Besprechung vom 04.04.2024
Roadtrip mit menschlichen Bestien
Die Sowjetunion in Stalins Schatten: Vladimir Vertlibs familienbiographischer Roman "Die Heimreise" über eine Jüdin im Sozialismus
1956 im Nirgendwo der kasachischen Steppe. Beim Arbeitsdienst erreicht eine junge Frau der Hilferuf ihrer Mutter. Vladimir Vertlib schickt die seiner Mutter nachempfundene Lina durch viertausend Kilometer sowjetischen Wahnsinn, der viel über das heutige Russland erzählt.
"Vater schwer krank. Komm rasch! Rückreise von Hochschule bewilligt." Es ist September, und die Steppe um die Sowchose, wo Lina mit ihren Kommilitoninnen "freiwillige" Aufbauhilfe leistet, versinkt im Schlamm. Bis zum nächsten Bahnhof sind es mehr als hundert Kilometer ohne Straßen. Das Schädlingsbekämpfungsflugzeug, das sie mitnehmen soll, wird sie knapp verpassen. Die Hinfahrt in einem Viehwaggon dauerte neun Tag und kostete mehrere Menschenleben.

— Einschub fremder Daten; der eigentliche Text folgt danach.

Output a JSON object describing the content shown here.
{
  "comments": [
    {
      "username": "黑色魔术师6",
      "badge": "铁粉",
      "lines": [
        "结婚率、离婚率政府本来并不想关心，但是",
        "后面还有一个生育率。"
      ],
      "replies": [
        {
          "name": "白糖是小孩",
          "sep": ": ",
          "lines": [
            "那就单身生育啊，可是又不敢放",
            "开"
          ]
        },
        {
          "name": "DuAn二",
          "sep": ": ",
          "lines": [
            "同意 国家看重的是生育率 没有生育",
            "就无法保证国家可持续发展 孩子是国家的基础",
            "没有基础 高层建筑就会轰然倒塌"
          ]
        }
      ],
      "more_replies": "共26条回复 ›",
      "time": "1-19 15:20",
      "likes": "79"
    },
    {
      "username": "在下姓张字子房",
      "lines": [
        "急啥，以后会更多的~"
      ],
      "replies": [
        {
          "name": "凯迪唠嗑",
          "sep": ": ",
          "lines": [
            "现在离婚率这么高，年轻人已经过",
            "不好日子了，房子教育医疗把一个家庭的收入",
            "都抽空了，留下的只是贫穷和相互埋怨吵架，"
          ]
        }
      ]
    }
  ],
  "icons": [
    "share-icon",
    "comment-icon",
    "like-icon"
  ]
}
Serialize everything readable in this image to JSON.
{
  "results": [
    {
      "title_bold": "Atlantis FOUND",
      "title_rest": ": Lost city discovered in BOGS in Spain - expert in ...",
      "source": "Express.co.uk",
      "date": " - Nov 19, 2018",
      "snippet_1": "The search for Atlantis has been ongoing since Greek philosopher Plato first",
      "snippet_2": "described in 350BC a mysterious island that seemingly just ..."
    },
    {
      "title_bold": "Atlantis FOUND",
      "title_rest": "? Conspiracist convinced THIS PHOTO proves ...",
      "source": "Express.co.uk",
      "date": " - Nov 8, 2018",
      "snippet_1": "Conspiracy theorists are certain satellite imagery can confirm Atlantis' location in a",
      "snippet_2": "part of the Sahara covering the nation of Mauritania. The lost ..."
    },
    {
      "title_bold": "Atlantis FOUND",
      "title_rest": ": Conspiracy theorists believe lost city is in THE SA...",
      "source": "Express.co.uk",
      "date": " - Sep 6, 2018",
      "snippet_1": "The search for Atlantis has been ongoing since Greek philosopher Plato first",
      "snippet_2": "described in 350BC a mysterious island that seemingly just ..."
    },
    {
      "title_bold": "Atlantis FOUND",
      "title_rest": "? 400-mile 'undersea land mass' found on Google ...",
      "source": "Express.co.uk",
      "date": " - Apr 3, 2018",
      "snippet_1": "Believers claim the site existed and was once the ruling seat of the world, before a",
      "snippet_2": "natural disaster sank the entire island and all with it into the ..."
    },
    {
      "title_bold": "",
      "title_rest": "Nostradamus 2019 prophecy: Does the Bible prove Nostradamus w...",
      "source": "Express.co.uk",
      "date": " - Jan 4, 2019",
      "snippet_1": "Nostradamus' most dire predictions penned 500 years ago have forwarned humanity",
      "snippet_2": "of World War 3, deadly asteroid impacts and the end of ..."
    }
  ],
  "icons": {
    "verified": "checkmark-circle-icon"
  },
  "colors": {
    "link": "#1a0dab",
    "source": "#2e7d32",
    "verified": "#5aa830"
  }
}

Sich als einundzwanzigjährige Frau allein auf den Weg zu machen ist purer Wahnsinn. Doch Lina will ihn um alles in der Welt noch einmal sehen: Chaim Abramowitsch, den sie schon lange nicht mehr Vater nennt.
Reisende in der Literatur sind meist Männer auf dem Weg zu sich, seit Goethe Wilhelm Meister aufbrechen ließ. Dass auch Lina bald auf eine Theatertruppe trifft, ist nur eine der zahlreichen literarischen Reminiszenzen. Vertlib erschreibt sich eine weibliche Psyche und hält zugleich sensibel Distanz. Denn Frauen reisen anders - brutal anders. Der Traktorfahrer, der Lina vom Flugplatz zum Bahnhof bringt, macht mitten in der Steppe halt und will erst weiterfahren, wenn sie mit ihm geschlafen hat. Als sie sich weigert, setzt er sie an einem toten Bahngleis ab. Lina hat die Belagerung Leningrads überstanden, doch wie lange reicht eine Flasche Wasser? Ein Wunder - das sich später als Atomunfall entpuppt - schickt nach einem Tag den Geisterzug mit der Theatertruppe vorbei.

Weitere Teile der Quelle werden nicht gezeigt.